A value of <literal>10000</literal>, <literal>20000</literal> or
<literal>30000</literal> may be reasonable. You should also
consider firewall effects when changing the port range. Some
firewalls may block large ranges of ports (usually low-numbered
ports) and expect systems to use higher ranges of ports for
outgoing connections -- for this reason it is recommended that
<varname>net.inet.ip.portrange.first</varname> be lowered.</para>
</sect3>
<sect3>
<title>TCP Bandwidth Delay Product</title>
<indexterm>
<primary>TCP Bandwidth Delay Product Limiting</primary>
<secondary><varname>net.inet.tcp.inflight_enable</varname></secondary>
</indexterm>
<para>The TCP Bandwidth Delay Product Limiting is similar to
TCP/Vegas in <application>NetBSD</application>. It can be
enabled by setting <varname>net.inet.tcp.inflight_enable</varname>
sysctl variable to <literal>1</literal>. The system will attempt
to calculate the bandwidth delay product for each connection and
limit the amount of data queued to the network to just the amount
required to maintain optimum throughput.</para>
<para>This feature is useful if you are serving data over modems,
Gigabit Ethernet, or even high speed WAN links (or any other link
with a high bandwidth delay product), especially if you are also
using window scaling or have configured a large send window.
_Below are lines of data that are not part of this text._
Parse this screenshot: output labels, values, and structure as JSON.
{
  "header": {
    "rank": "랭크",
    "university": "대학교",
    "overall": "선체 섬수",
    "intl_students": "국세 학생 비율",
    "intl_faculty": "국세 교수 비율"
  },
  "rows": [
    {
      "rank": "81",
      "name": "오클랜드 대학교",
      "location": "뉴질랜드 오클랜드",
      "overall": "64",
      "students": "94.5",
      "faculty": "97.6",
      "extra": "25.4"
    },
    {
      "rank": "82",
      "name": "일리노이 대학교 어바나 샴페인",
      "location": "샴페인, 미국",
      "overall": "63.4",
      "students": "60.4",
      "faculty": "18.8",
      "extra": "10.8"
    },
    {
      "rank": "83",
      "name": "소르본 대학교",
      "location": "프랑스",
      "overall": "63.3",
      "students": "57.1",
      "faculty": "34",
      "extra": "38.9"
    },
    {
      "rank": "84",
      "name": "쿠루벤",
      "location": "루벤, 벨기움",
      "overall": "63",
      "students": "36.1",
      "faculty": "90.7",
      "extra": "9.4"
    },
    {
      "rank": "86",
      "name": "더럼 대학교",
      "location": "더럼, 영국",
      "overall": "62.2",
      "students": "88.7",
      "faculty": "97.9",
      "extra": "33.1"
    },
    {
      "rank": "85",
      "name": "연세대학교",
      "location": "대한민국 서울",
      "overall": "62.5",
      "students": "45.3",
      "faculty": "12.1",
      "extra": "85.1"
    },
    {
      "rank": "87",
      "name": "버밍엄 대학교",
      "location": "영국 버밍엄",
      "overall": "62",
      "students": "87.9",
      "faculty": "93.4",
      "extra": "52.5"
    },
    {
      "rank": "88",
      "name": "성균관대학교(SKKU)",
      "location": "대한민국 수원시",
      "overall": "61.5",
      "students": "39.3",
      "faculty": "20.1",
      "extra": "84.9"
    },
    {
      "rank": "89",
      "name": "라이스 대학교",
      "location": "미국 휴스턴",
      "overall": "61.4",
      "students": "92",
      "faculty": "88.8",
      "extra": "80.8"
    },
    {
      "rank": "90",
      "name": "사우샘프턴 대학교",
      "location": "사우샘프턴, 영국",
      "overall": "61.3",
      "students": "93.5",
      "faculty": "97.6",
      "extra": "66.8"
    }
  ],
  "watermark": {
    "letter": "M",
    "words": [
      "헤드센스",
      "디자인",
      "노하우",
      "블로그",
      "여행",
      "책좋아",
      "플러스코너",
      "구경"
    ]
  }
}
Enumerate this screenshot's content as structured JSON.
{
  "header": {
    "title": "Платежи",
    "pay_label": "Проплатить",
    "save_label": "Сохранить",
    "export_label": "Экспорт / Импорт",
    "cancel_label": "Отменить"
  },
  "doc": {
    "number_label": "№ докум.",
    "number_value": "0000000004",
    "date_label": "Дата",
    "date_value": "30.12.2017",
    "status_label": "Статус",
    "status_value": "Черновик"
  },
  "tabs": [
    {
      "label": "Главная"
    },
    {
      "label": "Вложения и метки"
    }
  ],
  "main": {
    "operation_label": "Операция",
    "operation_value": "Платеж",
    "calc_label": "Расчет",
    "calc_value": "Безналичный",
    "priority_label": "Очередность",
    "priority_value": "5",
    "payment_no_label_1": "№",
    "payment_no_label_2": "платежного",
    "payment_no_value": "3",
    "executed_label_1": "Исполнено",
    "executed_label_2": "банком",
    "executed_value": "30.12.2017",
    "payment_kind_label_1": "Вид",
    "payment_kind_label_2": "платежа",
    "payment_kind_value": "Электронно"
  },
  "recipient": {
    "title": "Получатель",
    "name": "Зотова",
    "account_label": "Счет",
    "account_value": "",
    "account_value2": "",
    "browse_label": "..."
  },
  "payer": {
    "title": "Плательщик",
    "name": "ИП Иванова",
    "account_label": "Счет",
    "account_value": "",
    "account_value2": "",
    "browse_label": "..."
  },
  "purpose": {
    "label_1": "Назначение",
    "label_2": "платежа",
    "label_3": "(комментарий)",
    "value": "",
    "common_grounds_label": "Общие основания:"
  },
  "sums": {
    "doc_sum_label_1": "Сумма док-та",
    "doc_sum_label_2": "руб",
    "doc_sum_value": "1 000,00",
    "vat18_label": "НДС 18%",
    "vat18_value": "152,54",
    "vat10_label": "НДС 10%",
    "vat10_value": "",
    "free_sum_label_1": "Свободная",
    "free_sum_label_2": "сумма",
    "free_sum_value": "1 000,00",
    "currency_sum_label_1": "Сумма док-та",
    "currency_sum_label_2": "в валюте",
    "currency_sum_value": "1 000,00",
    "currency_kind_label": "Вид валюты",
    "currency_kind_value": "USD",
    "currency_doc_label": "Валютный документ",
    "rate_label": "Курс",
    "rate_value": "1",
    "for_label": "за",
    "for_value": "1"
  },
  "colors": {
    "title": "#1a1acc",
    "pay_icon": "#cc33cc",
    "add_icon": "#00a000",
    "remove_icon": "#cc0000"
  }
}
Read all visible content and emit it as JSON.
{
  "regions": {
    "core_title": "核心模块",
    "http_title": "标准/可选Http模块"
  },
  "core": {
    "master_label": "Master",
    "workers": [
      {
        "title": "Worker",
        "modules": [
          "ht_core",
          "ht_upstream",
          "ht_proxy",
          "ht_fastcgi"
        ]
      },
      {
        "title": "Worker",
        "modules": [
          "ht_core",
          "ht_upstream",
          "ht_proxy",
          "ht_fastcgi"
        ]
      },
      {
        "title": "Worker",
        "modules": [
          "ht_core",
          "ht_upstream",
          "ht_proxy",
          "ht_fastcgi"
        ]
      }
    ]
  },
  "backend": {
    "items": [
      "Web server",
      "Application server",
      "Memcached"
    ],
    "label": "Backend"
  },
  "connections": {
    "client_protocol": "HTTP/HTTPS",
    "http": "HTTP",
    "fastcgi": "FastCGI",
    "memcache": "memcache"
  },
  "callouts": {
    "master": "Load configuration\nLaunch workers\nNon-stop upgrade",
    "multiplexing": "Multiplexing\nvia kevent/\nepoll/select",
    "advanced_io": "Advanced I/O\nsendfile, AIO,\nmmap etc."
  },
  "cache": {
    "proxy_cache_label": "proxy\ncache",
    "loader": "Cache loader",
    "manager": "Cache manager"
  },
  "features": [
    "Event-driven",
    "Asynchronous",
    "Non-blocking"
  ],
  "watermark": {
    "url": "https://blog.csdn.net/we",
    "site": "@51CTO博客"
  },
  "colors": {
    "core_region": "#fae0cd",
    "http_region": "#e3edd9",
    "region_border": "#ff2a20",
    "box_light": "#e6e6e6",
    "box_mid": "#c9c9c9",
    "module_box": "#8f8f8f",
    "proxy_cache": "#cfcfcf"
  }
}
If
you enable this option, you should also be sure to set
<varname>net.inet.tcp.inflight_debug</varname> to
<literal>0</literal> (disable debugging), and for production use
setting <varname>net.inet.tcp.inflight_min</varname> to at least
<literal>6144</literal> may be beneficial. Note however, that
setting high minimums may effectively disable bandwidth limiting
depending on the link. The limiting feature reduces the amount of
data built up in intermediate route and switch packet queues as
well as reduces the amount of data built up in the local host's
interface queue. With fewer packets queued up, interactive
connections, especially over slow modems, will also be able to
operate with lower <emphasis>Round Trip Times</emphasis>. However,
note that this feature only effects data transmission (uploading
/ server side). It has no effect on data reception (downloading).
</para>
<para>Adjusting <varname>net.inet.tcp.inflight_stab</varname> is
<emphasis>not</emphasis> recommended. This parameter defaults to
20, representing 2 maximal packets added to the bandwidth delay
product window calculation. The additional window is required to
stabilize the algorithm and improve responsiveness to changing
conditions, but it can also result in higher ping times over slow
links (though still much lower than you would get without the
inflight algorithm). In such cases, you may wish to try reducing
this parameter to 15, 10, or 5; and may also have to reduce
<varname>net.inet.tcp.inflight_min</varname> (for example, to
3500) to get the desired effect. Reducing these parameters
should be done as a last resort only.</para>
</sect3>
</sect2>
</sect1>